Wilkinson confirmed to Mid Rivers Newsmagazine that “the area has also seen an increase in patrons frequenting North Main Street from outside the St. Charles County area.”
With these added visitors comes added traffic to all areas at all times, including restaurants.
“We have the capacity of 3,069 people on Main Street in all of the restaurants at code,” Borgmeyer said. “Obviously, in the pandemic, we should be below code, and most of the restaurants are staying somewhere between 25% and 50% occupancy.”
But he added, “We feel very strongly that we wanted our businesses to stay in business, so we didn’t restrict them as much as St. Louis, and as a result of that, we got that traffic (from outside of St. Charles). Sometimes as much as 4,000, 5,000 or 6,000 people on Main Street.”

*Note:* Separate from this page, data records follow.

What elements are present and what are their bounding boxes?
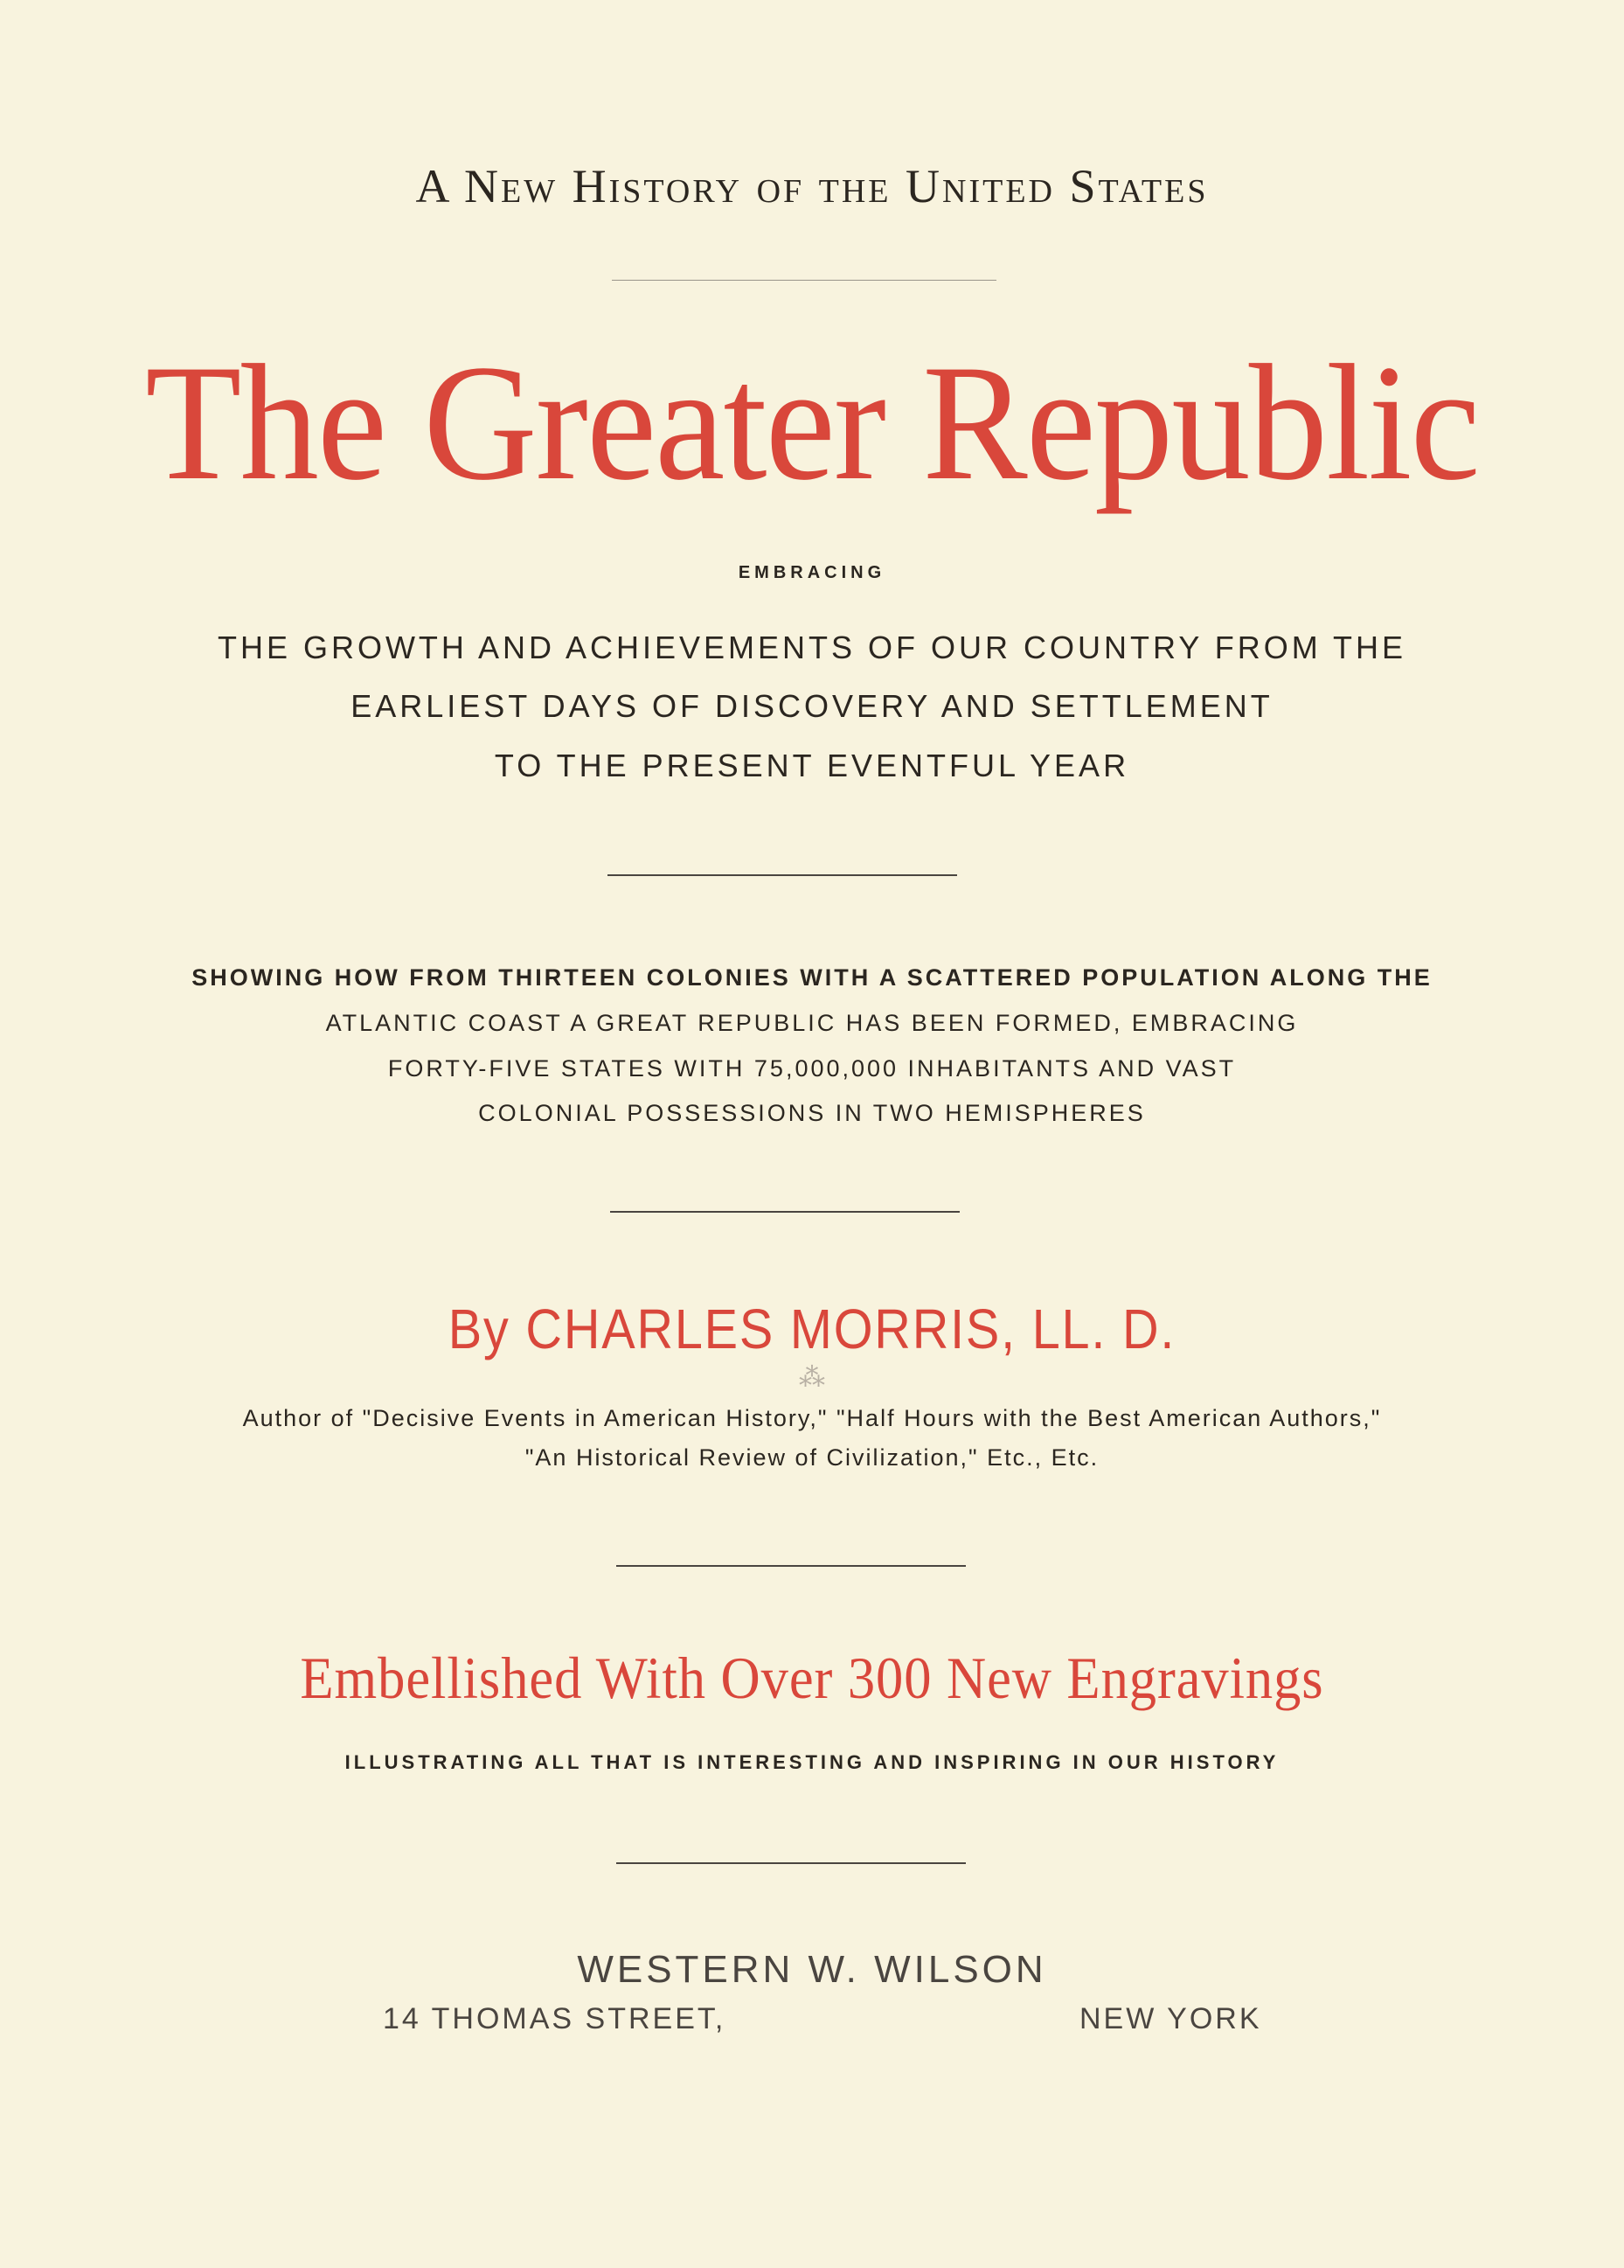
description-line-1: SHOWING HOW FROM THIRTEEN COLONIES WITH A SCATTERED POPULATION ALONG THE <box>191 964 1433 991</box>
divider-3 <box>610 1211 960 1213</box>
subtitle-line-3: TO THE PRESENT EVENTFUL YEAR <box>494 748 1130 783</box>
main-title: The Greater Republic <box>145 331 1479 515</box>
subtitle-line-1: THE GROWTH AND ACHIEVEMENTS OF OUR COUNTRY FROM THE <box>217 630 1407 665</box>
embellished-line: Embellished With Over 300 New Engravings <box>300 1645 1324 1711</box>
description-line-3: FORTY-FIVE STATES WITH 75,000,000 INHABITANTS AND VAST <box>387 1055 1237 1082</box>
divider-4 <box>616 1565 966 1567</box>
description-line-2: ATLANTIC COAST A GREAT REPUBLIC HAS BEEN FORMED, EMBRACING <box>325 1010 1299 1036</box>
divider-top <box>612 280 996 281</box>
author-credits-line-1: Author of "Decisive Events in American History," "Half Hours with the Best American Authors," <box>242 1405 1382 1431</box>
publisher-city: NEW YORK <box>1079 2002 1262 2035</box>
description-line-4: COLONIAL POSSESSIONS IN TWO HEMISPHERES <box>478 1100 1146 1126</box>
illustrating-line: ILLUSTRATING ALL THAT IS INTERESTING AND INSPIRING IN OUR HISTORY <box>344 1751 1280 1773</box>
author-line: By CHARLES MORRIS, LL. D. <box>448 1297 1176 1360</box>
publisher-address: 14 THOMAS STREET, <box>383 2002 726 2035</box>
divider-5 <box>616 1862 966 1864</box>
series-title: A New History of the United States <box>415 160 1209 212</box>
author-credits-line-2: "An Historical Review of Civilization," Etc., Etc. <box>524 1444 1100 1471</box>
author-ornament-icon: ⁂ <box>799 1362 825 1393</box>
divider-2 <box>607 874 957 876</box>
publisher-name: WESTERN W. WILSON <box>577 1948 1047 1991</box>
embracing-label: EMBRACING <box>738 563 886 582</box>
subtitle-line-2: EARLIEST DAYS OF DISCOVERY AND SETTLEMENT <box>350 688 1274 724</box>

Borgmeyer said the current restrictions also were created in light of social media ads attracting additional people North Main for nightclub activities.

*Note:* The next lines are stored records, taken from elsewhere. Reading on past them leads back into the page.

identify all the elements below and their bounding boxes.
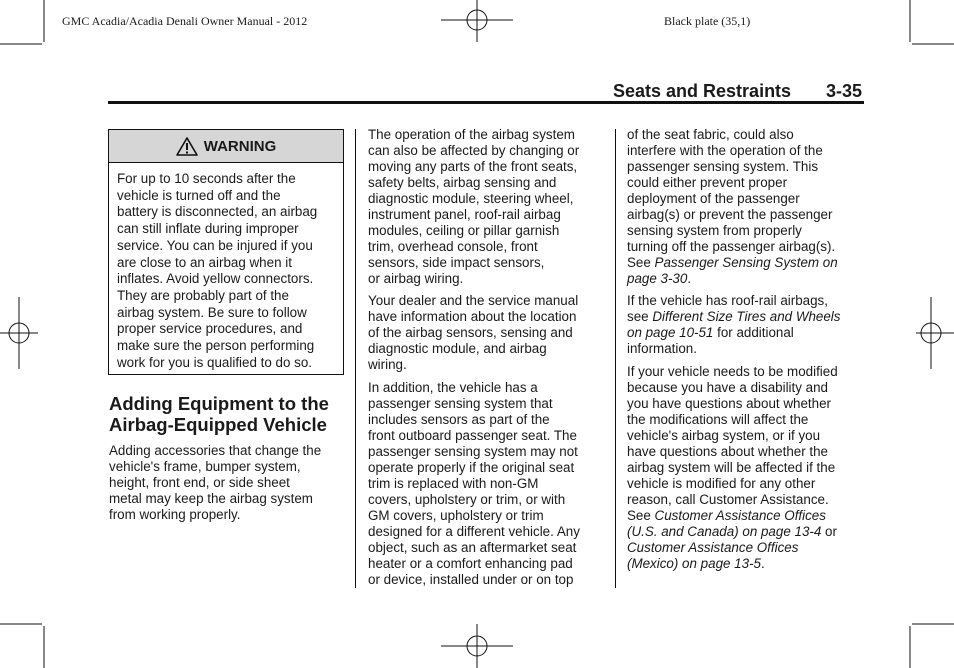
- warning-title: WARNING: [203, 137, 277, 155]
- link-customer-assistance-mexico[interactable]: Customer Assistance Offices: [627, 540, 799, 555]
- warning-header: [109, 130, 343, 163]
- paragraph-passenger-sensing: In addition, the vehicle has a passenger sensing system that includes sensors as part of the front outboard passenger seat. The passenger sensing system may not operate properly if the original seat trim is replaced with non-GM covers, upholstery or trim, or with GM covers, upholstery or trim designed for a different vehicle. Any object, such as an aftermarket seat heater or a comfort enhancing pad or device, installed under or on top: [368, 380, 580, 587]
- paragraph-vehicle-modified: If your vehicle needs to be modified because you have a disability and you have questions about whether the modifications will affect the vehicle's airbag system, or if you have questions about whether the airbag system will be affected if the vehicle is modified for any other reason, call Customer Assistance. See Customer Assistance Offices (U.S. and Canada) on page 13-4 or Customer Assistance Offices (Mexico) on page 13-5.: [627, 364, 838, 571]
- column-divider-1: [355, 129, 356, 588]
- link-tires-wheels[interactable]: Different Size Tires and Wheels: [652, 309, 841, 324]
- document-title: GMC Acadia/Acadia Denali Owner Manual - 2012: [62, 14, 308, 28]
- paragraph-airbag-operation: The operation of the airbag system can also be affected by changing or moving any parts of the front seats, safety belts, airbag sensing and diagnostic module, steering wheel, instrument panel, roof-rail airbag modules, ceiling or pillar garnish trim, overhead console, front sensors, side impact sensors, or airbag wiring.: [368, 127, 580, 286]
- header-rule: [108, 101, 864, 104]
- link-page-10-51[interactable]: on page 10-51: [627, 325, 714, 340]
- column-divider-2: [615, 129, 616, 588]
- link-page-3-30[interactable]: page 3-30: [627, 271, 688, 286]
- warning-triangle-icon: [176, 137, 198, 156]
- paragraph-seat-fabric: of the seat fabric, could also interfere with the operation of the passenger sensing system. This could either prevent proper deployment of the passenger airbag(s) or prevent the passenger sensing system from properly turning off the passenger airbag(s). See Passenger Sensing System on page 3-30.: [627, 127, 838, 286]
- link-customer-assistance-us[interactable]: Customer Assistance Offices: [654, 508, 826, 523]
- link-page-13-5[interactable]: (Mexico) on page 13-5: [627, 556, 761, 571]
- section-heading: Adding Equipment to the Airbag-Equipped Vehicle: [109, 393, 329, 435]
- paragraph-roof-rail: If the vehicle has roof-rail airbags, see Different Size Tires and Wheels on page 10-51 for additional information.: [627, 293, 841, 356]
- paragraph-dealer-info: Your dealer and the service manual have information about the location of the airbag sensors, sensing and diagnostic module, and airbag wiring.: [368, 293, 579, 372]
- plate-label: Black plate (35,1): [664, 14, 751, 28]
- warning-text: For up to 10 seconds after the vehicle is turned off and the battery is disconnected, an airbag can still inflate during improper service. You can be injured if you are close to an airbag when it inflates. Avoid yellow connectors. They are probably part of the airbag system. Be sure to follow proper service procedures, and make sure the person performing work for you is qualified to do so.: [117, 171, 318, 370]
- section-title: Seats and Restraints: [613, 81, 792, 101]
- link-page-13-4[interactable]: (U.S. and Canada) on page 13-4: [627, 524, 822, 539]
- paragraph-adding-accessories: Adding accessories that change the vehicle's frame, bumper system, height, front end, or side sheet metal may keep the airbag system from working properly.: [109, 443, 322, 522]
- page-number: 3-35: [826, 81, 863, 101]
- link-passenger-sensing[interactable]: Passenger Sensing System on: [654, 255, 838, 270]
- warning-box: [108, 129, 344, 375]
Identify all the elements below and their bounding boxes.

“We know of some advertising surrounding nightclub activities on (certain) businesses’ websites and social media,” Wilkinson said. “The band or DJ (performing) will also advertise themselves on social media.”
Some of the activities listed in the social media advertising, according to Borgmeyer, also created concern.

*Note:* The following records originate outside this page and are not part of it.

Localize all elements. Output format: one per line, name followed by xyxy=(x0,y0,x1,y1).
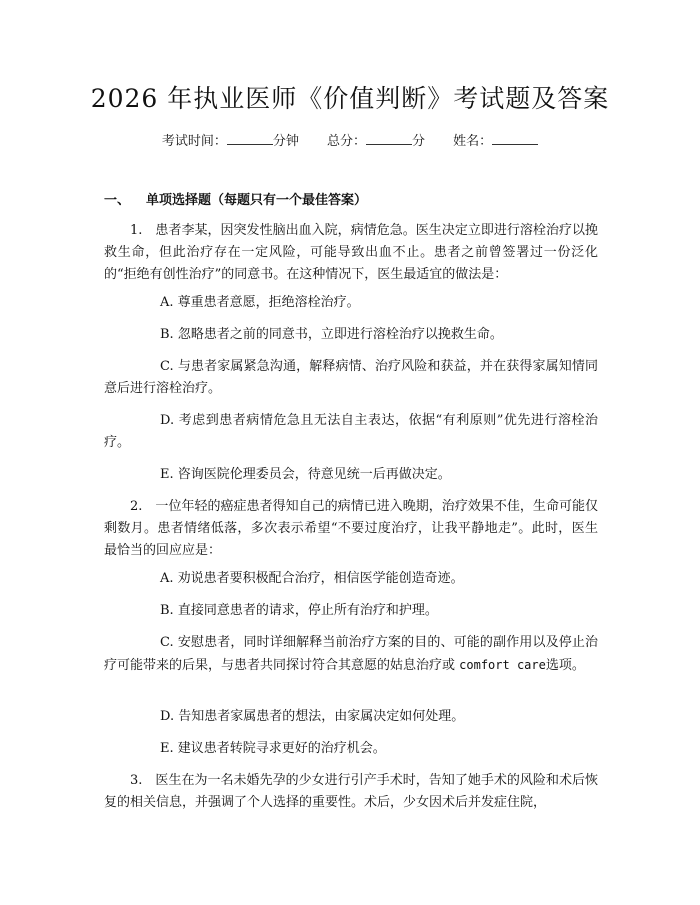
total-score-unit: 分 xyxy=(412,134,426,149)
total-score-label: 总分： xyxy=(326,134,366,149)
question-2-option-c xyxy=(104,632,598,677)
exam-time-field xyxy=(162,134,303,149)
document-title: 2026 年执业医师《价值判断》考试题及答案 xyxy=(90,84,610,113)
total-score-blank xyxy=(366,132,412,145)
question-1-option-d: D. 考虑到患者病情危急且无法自主表达，依据“有利原则”优先进行溶栓治疗。 xyxy=(104,413,598,450)
question-1-stem: 1. 患者李某，因突发性脑出血入院，病情危急。医生决定立即进行溶栓治疗以挽救生命，但此治疗存在一定风险，可能导致出血不止。患者之前曾签署过一份泛化的“拒绝有创性治疗”的同意书。在这种情况下，医生最适宜的做法是： xyxy=(104,223,598,282)
total-score-field xyxy=(327,134,429,149)
question-2-option-c-text: C. 安慰患者，同时详细解释当前治疗方案的目的、可能的副作用以及停止治疗可能带来的后果，与患者共同探讨符合其意愿的姑息治疗或 xyxy=(104,635,598,673)
name-label: 姓名： xyxy=(453,134,493,149)
name-blank xyxy=(492,132,538,145)
exam-meta-line xyxy=(0,132,700,151)
question-2-option-c-tail: 选项。 xyxy=(545,658,585,673)
question-1-option-e: E. 咨询医院伦理委员会，待意见统一后再做决定。 xyxy=(160,467,451,482)
name-field xyxy=(453,134,538,149)
section-number: 一、 xyxy=(104,193,131,208)
question-1-option-c: C. 与患者家属紧急沟通，解释病情、治疗风险和获益，并在获得家属知情同意后进行溶栓治疗。 xyxy=(104,359,598,396)
question-1-option-a: A. 尊重患者意愿，拒绝溶栓治疗。 xyxy=(160,295,360,310)
question-2-option-d: D. 告知患者家属患者的想法，由家属决定如何处理。 xyxy=(160,709,465,724)
section-heading xyxy=(104,192,367,210)
question-3-stem: 3. 医生在为一名未婚先孕的少女进行引产手术时，告知了她手术的风险和术后恢复的相关信息，并强调了个人选择的重要性。术后，少女因术后并发症住院， xyxy=(104,773,598,810)
section-title: 单项选择题（每题只有一个最佳答案） xyxy=(146,193,368,208)
question-2-option-b: B. 直接同意患者的请求，停止所有治疗和护理。 xyxy=(160,603,438,618)
question-2-stem: 2. 一位年轻的癌症患者得知自己的病情已进入晚期，治疗效果不佳，生命可能仅剩数月。患者情绪低落，多次表示希望“不要过度治疗，让我平静地走”。此时，医生最恰当的回应应是： xyxy=(104,499,598,558)
exam-time-label: 考试时间： xyxy=(161,134,227,149)
question-2-option-a: A. 劝说患者要积极配合治疗，相信医学能创造奇迹。 xyxy=(160,571,464,586)
question-2-option-e: E. 建议患者转院寻求更好的治疗机会。 xyxy=(160,741,386,756)
question-2-option-c-term: comfort care xyxy=(459,658,546,672)
exam-time-unit: 分钟 xyxy=(272,134,299,149)
exam-time-blank xyxy=(227,132,273,145)
question-1-option-b: B. 忽略患者之前的同意书，立即进行溶栓治疗以挽救生命。 xyxy=(160,327,503,342)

“We have some bad actors that are running some ads on social media and attracting people out for these activities,” Borgmeyer said. “That’s fine, everyone is welcome, but some of those elements have things that are highly suggestive, and in my opinion, almost illegal, and bringing the wrong type of patrons to St. Charles … We’re trying to get a handle on that, and we think stopping the nightclub activity will also stop that kind of advertising.”
Borgmeyer noted that failure to comply with the new rules could result in the revocation of a restaurant’s liquor license. In the meantime, the city is continuing to meet monthly with both police officers and local business and restaurant owners to discuss solutions moving forward.
“I would rather everything be all calm and cool like it was before, but I’m also not going to let it get out of control,” Borgmeyer said. “No more shooting. No more gunfire. That has to stop. This is a new beginning, a new step, and I’ll continue to do more restrictive things until it stops.”